Still, transferring knowledge, refactoring code to address tech debt and documentation requires people with hands on keyboards and if there just are not enough of them to go around we have to fall back on technology. This is where AI enabled tools for code can come into play. Done correctly ML based models for a company can have a good sense of existing code, can be contextually aware of comments in the code and help a new hire avoid mistakes that might slow down development.

However, ML doesn’t live in a vacuum and it’s only as good as the data it’s trained on. But that code was likely written by someone. Probably by someone in the company, either currently or in the past. In this case AI code enhancement is pretty cut and dried. But it isn’t the only source of quality code. Open source is another data source for training your company’s algorithm and if done according to appropriate licensing permissions this too can be a good place to get new libraries and best practices.

But it’s not a free for all out there, it’s vitally important to examine where code from outside your organization is coming from. First for provenance and quality, but perhaps just as importantly has it been released for the purposes of our model training? Back when we were all taking CS classes in college we knew how frustrating it was to debug an assignment, and how much easier it would be to cut and paste. Plagiarism isn’t really an easily detectable fault in coding. So perhaps it’s easy to see the issues in copying code via AI for which the creator granted no permissions.

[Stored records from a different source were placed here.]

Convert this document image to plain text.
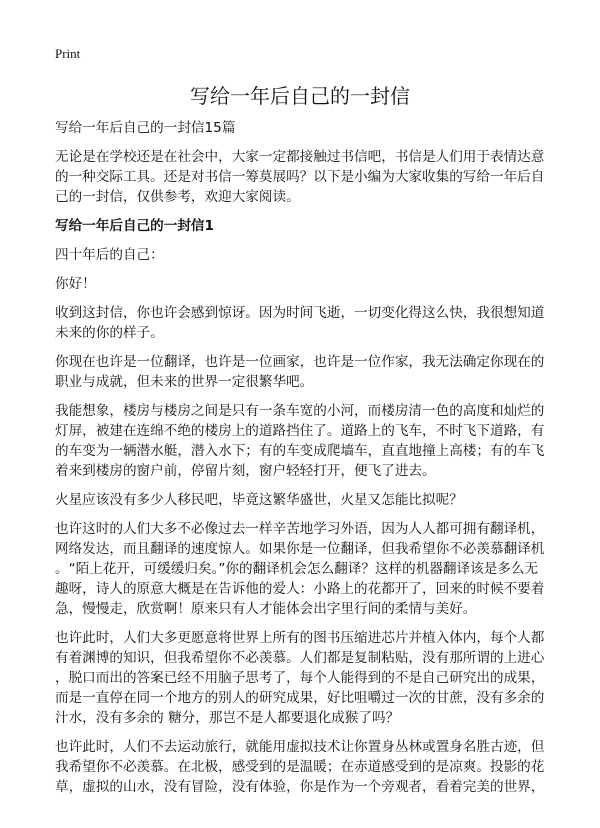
Print
写给一年后自己的一封信
写给一年后自己的一封信15篇
无论是在学校还是在社会中，大家一定都接触过书信吧，书信是人们用于表情达意
的一种交际工具。还是对书信一筹莫展吗？以下是小编为大家收集的写给一年后自
己的一封信，仅供参考，欢迎大家阅读。
写给一年后自己的一封信1
四十年后的自己：
你好！
收到这封信，你也许会感到惊讶。因为时间飞逝，一切变化得这么快，我很想知道
未来的你的样子。
你现在也许是一位翻译，也许是一位画家，也许是一位作家，我无法确定你现在的
职业与成就，但未来的世界一定很繁华吧。
我能想象，楼房与楼房之间是只有一条车宽的小河，而楼房清一色的高度和灿烂的
灯屏，被建在连绵不绝的楼房上的道路挡住了。道路上的飞车，不时飞下道路，有
的车变为一辆潜水艇，潜入水下；有的车变成爬墙车，直直地撞上高楼；有的车飞
着来到楼房的窗户前，停留片刻，窗户轻轻打开，便飞了进去。
火星应该没有多少人移民吧，毕竟这繁华盛世，火星又怎能比拟呢？
也许这时的人们大多不必像过去一样辛苦地学习外语，因为人人都可拥有翻译机，
网络发达，而且翻译的速度惊人。如果你是一位翻译，但我希望你不必羡慕翻译机
。“陌上花开，可缓缓归矣。”你的翻译机会怎么翻译？这样的机器翻译该是多么无
趣呀，诗人的原意大概是在告诉他的爱人：小路上的花都开了，回来的时候不要着
急，慢慢走，欣赏啊！原来只有人才能体会出字里行间的柔情与美好。
也许此时，人们大多更愿意将世界上所有的图书压缩进芯片并植入体内，每个人都
有着渊博的知识，但我希望你不必羡慕。人们都是复制粘贴，没有那所谓的上进心
，脱口而出的答案已经不用脑子思考了，每个人能得到的不是自己研究出的成果，
而是一直停在同一个地方的别人的研究成果，好比咀嚼过一次的甘蔗，没有多余的
汁水，没有多余的 糖分，那岂不是人都要退化成猴了吗？
也许此时，人们不去运动旅行，就能用虚拟技术让你置身丛林或置身名胜古迹，但
我希望你不必羡慕。在北极，感受到的是温暖；在赤道感受到的是凉爽。投影的花
草，虚拟的山水，没有冒险，没有体验，你是作为一个旁观者，看着完美的世界，
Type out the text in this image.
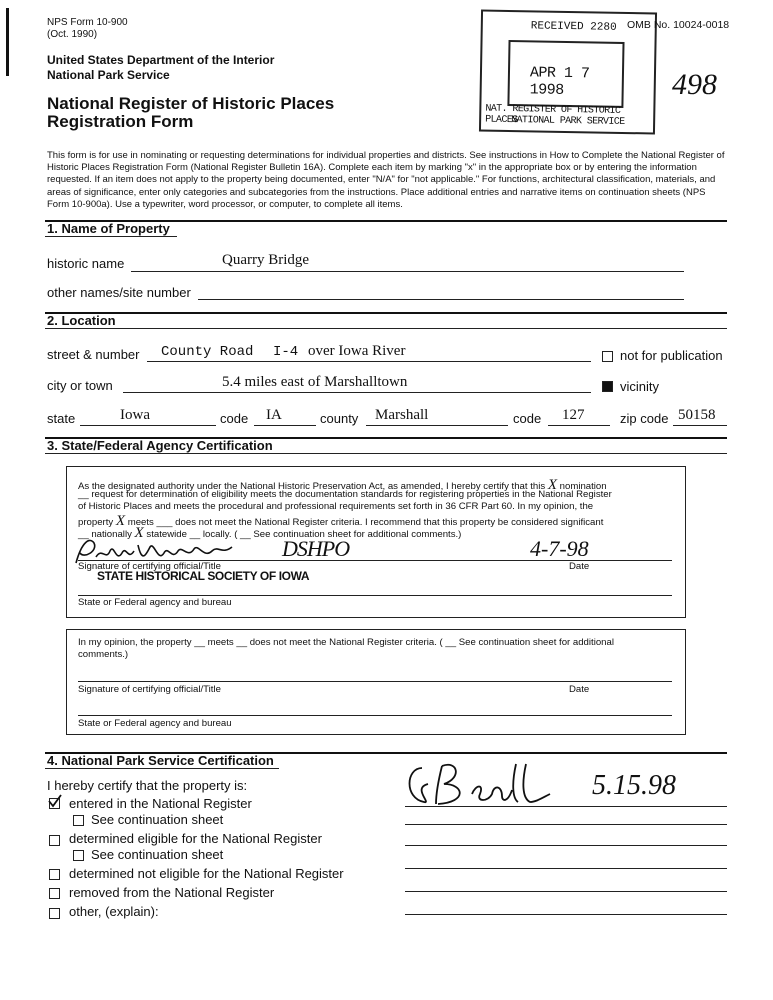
NPS Form 10-900
(Oct. 1990)
United States Department of the Interior
National Park Service
National Register of Historic Places
Registration Form
RECEIVED 2280
APR 1 7 1998
NAT. REGISTER OF HISTORIC PLACES
NATIONAL PARK SERVICE
OMB No. 10024-0018
498
This form is for use in nominating or requesting determinations for individual properties and districts. See instructions in How to Complete the National Register of Historic Places Registration Form (National Register Bulletin 16A). Complete each item by marking "x" in the appropriate box or by entering the information requested. If an item does not apply to the property being documented, enter "N/A" for "not applicable." For functions, architectural classification, materials, and areas of significance, enter only categories and subcategories from the instructions. Place additional entries and narrative items on continuation sheets (NPS Form 10-900a). Use a typewriter, word processor, or computer, to complete all items.
1. Name of Property
historic name	Quarry Bridge
other names/site number
2. Location
street & number County Road I-4 over Iowa River	not for publication
city or town	5.4 miles east of Marshalltown	vicinity
state	Iowa	code IA	county Marshall	code 127	zip code 50158
3. State/Federal Agency Certification
As the designated authority under the National Historic Preservation Act, as amended, I hereby certify that this X nomination
__ request for determination of eligibility meets the documentation standards for registering properties in the National Register
of Historic Places and meets the procedural and professional requirements set forth in 36 CFR Part 60. In my opinion, the
property X meets ___ does not meet the National Register criteria. I recommend that this property be considered significant
__ nationally X statewide __ locally. ( __ See continuation sheet for additional comments.)
DSHPO	4-7-98
Signature of certifying official/Title	Date
STATE HISTORICAL SOCIETY OF IOWA
State or Federal agency and bureau
In my opinion, the property __ meets __ does not meet the National Register criteria. ( __ See continuation sheet for additional
comments.)
Signature of certifying official/Title	Date
State or Federal agency and bureau
4. National Park Service Certification
I hereby certify that the property is:	5.15.98
entered in the National Register
See continuation sheet
determined eligible for the National Register
See continuation sheet
determined not eligible for the National Register
removed from the National Register
other, (explain):
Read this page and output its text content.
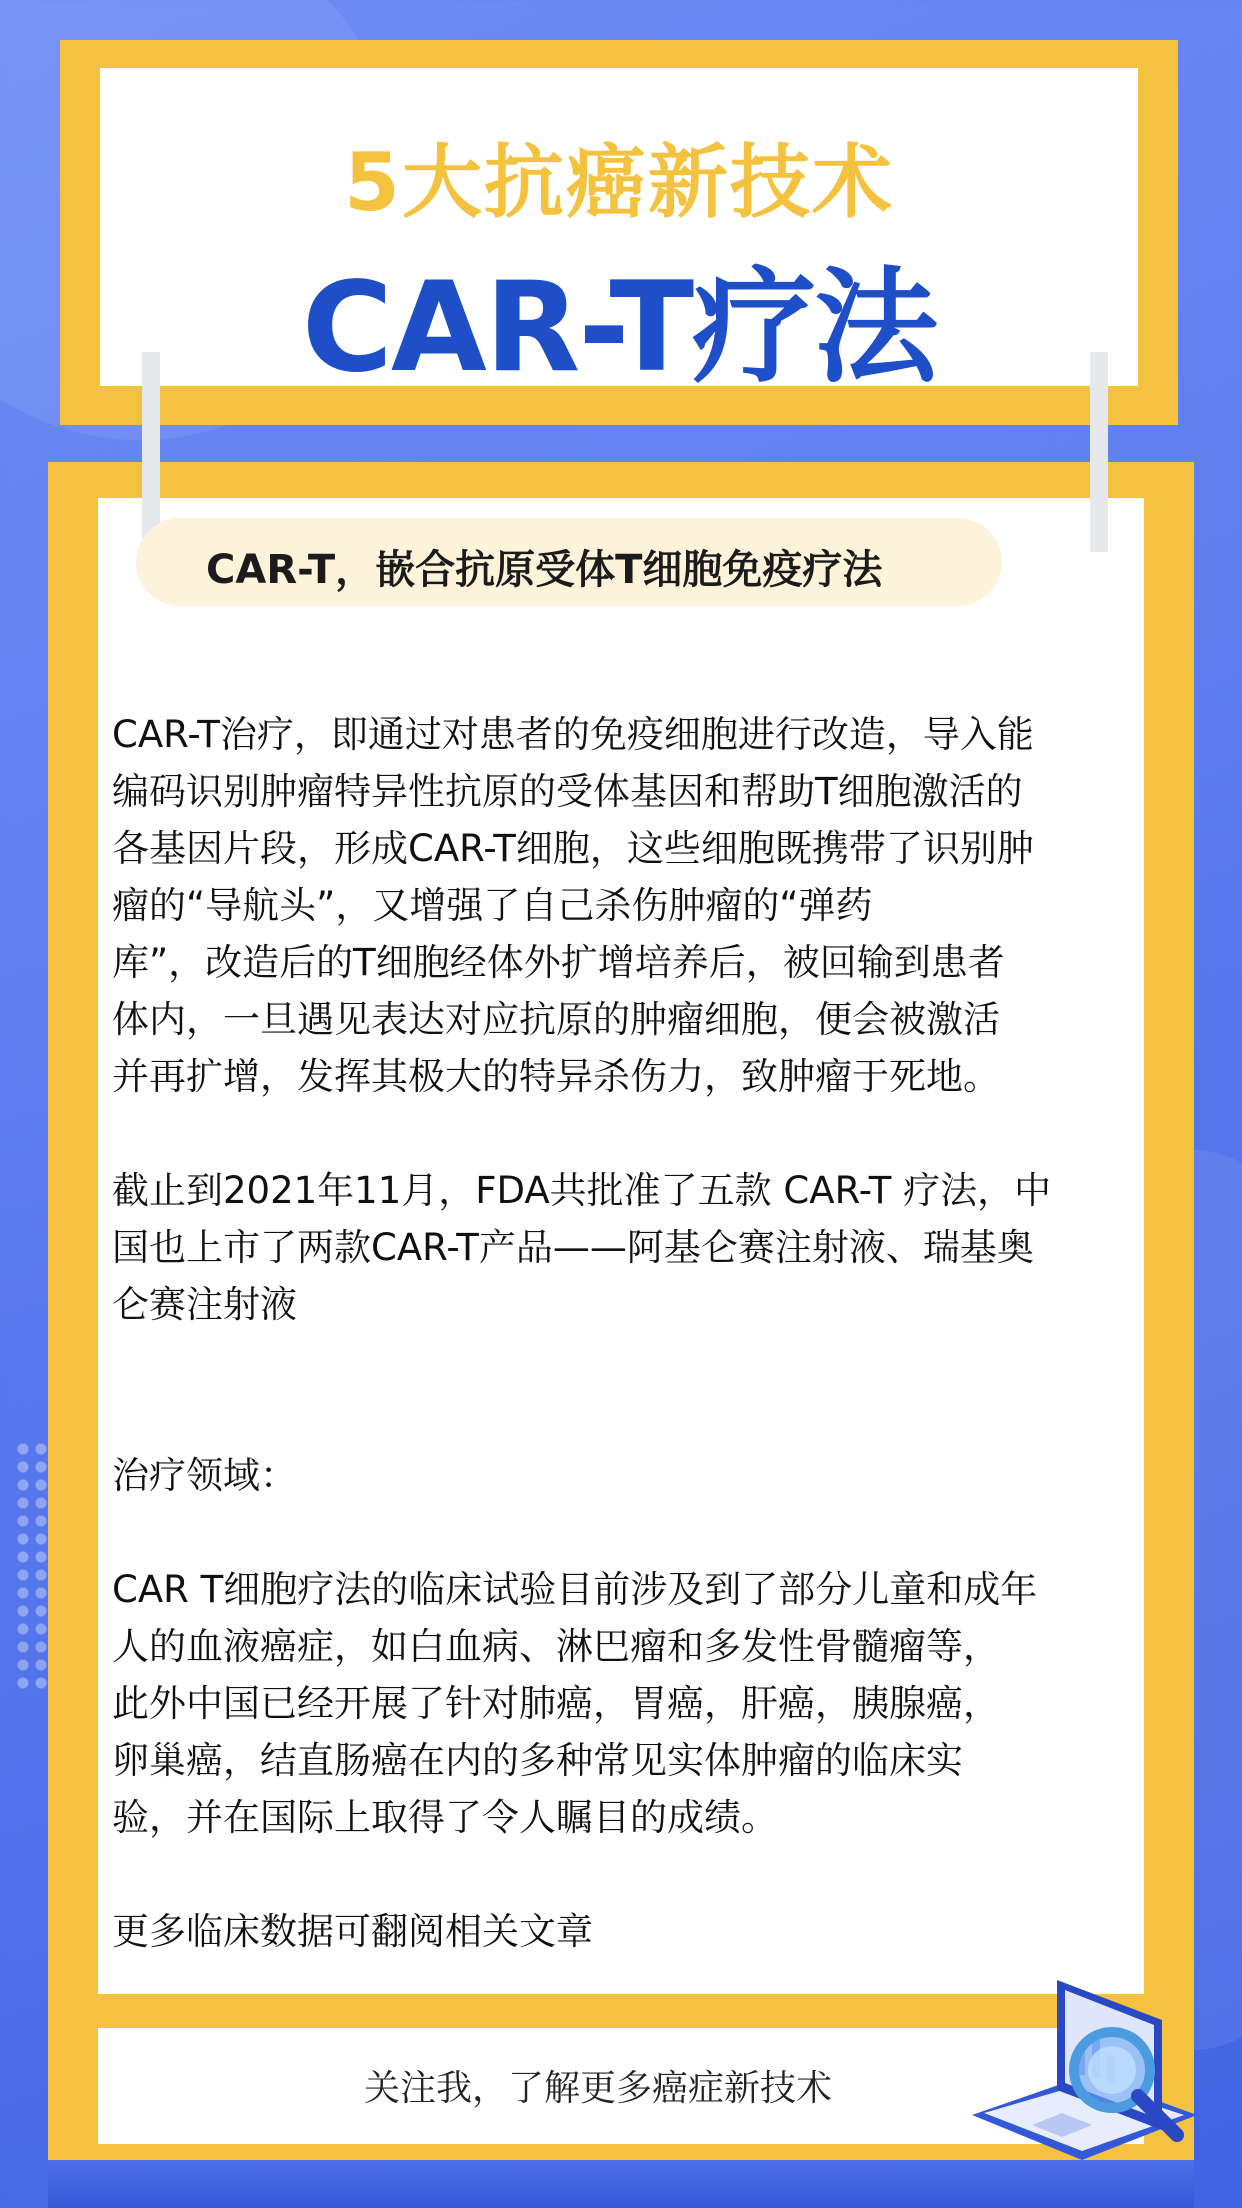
5大抗癌新技术
CAR-T疗法
CAR-T，嵌合抗原受体T细胞免疫疗法

CAR-T治疗，即通过对患者的免疫细胞进行改造，导入能
编码识别肿瘤特异性抗原的受体基因和帮助T细胞激活的
各基因片段，形成CAR-T细胞，这些细胞既携带了识别肿
瘤的“导航头”，又增强了自己杀伤肿瘤的“弹药
库”，改造后的T细胞经体外扩增培养后，被回输到患者
体内，一旦遇见表达对应抗原的肿瘤细胞，便会被激活
并再扩增，发挥其极大的特异杀伤力，致肿瘤于死地。

截止到2021年11月，FDA共批准了五款 CAR-T 疗法，中
国也上市了两款CAR-T产品——阿基仑赛注射液、瑞基奥
仑赛注射液

治疗领域：

CAR T细胞疗法的临床试验目前涉及到了部分儿童和成年
人的血液癌症，如白血病、淋巴瘤和多发性骨髓瘤等，
此外中国已经开展了针对肺癌，胃癌，肝癌，胰腺癌，
卵巢癌，结直肠癌在内的多种常见实体肿瘤的临床实
验，并在国际上取得了令人瞩目的成绩。

更多临床数据可翻阅相关文章

关注我，了解更多癌症新技术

Can we fail in other ways though? If it becomes easier and easier to allow an algorithm to write code for us, are we not opening ourselves up to the ethical failure of attentiveness and stewardship of our code? Propagating a zero day is an easy fault to see happening, but what of innovation? AI assisted development helps us average folks achieve better code but it also removes the frustration and unique thinking that can come along with solving a problem in a new way. We run the risk of making our code more similar, more stagnant and possibly more vulnerable.

Ethics in coding and the new wrinkles that AI brings to this arena are far from easy to sort out. There may be more socially visible implications of AI, but as the world continues to become more entwined with technology the ethics of the code that powers that technology should also be a part of our discussion.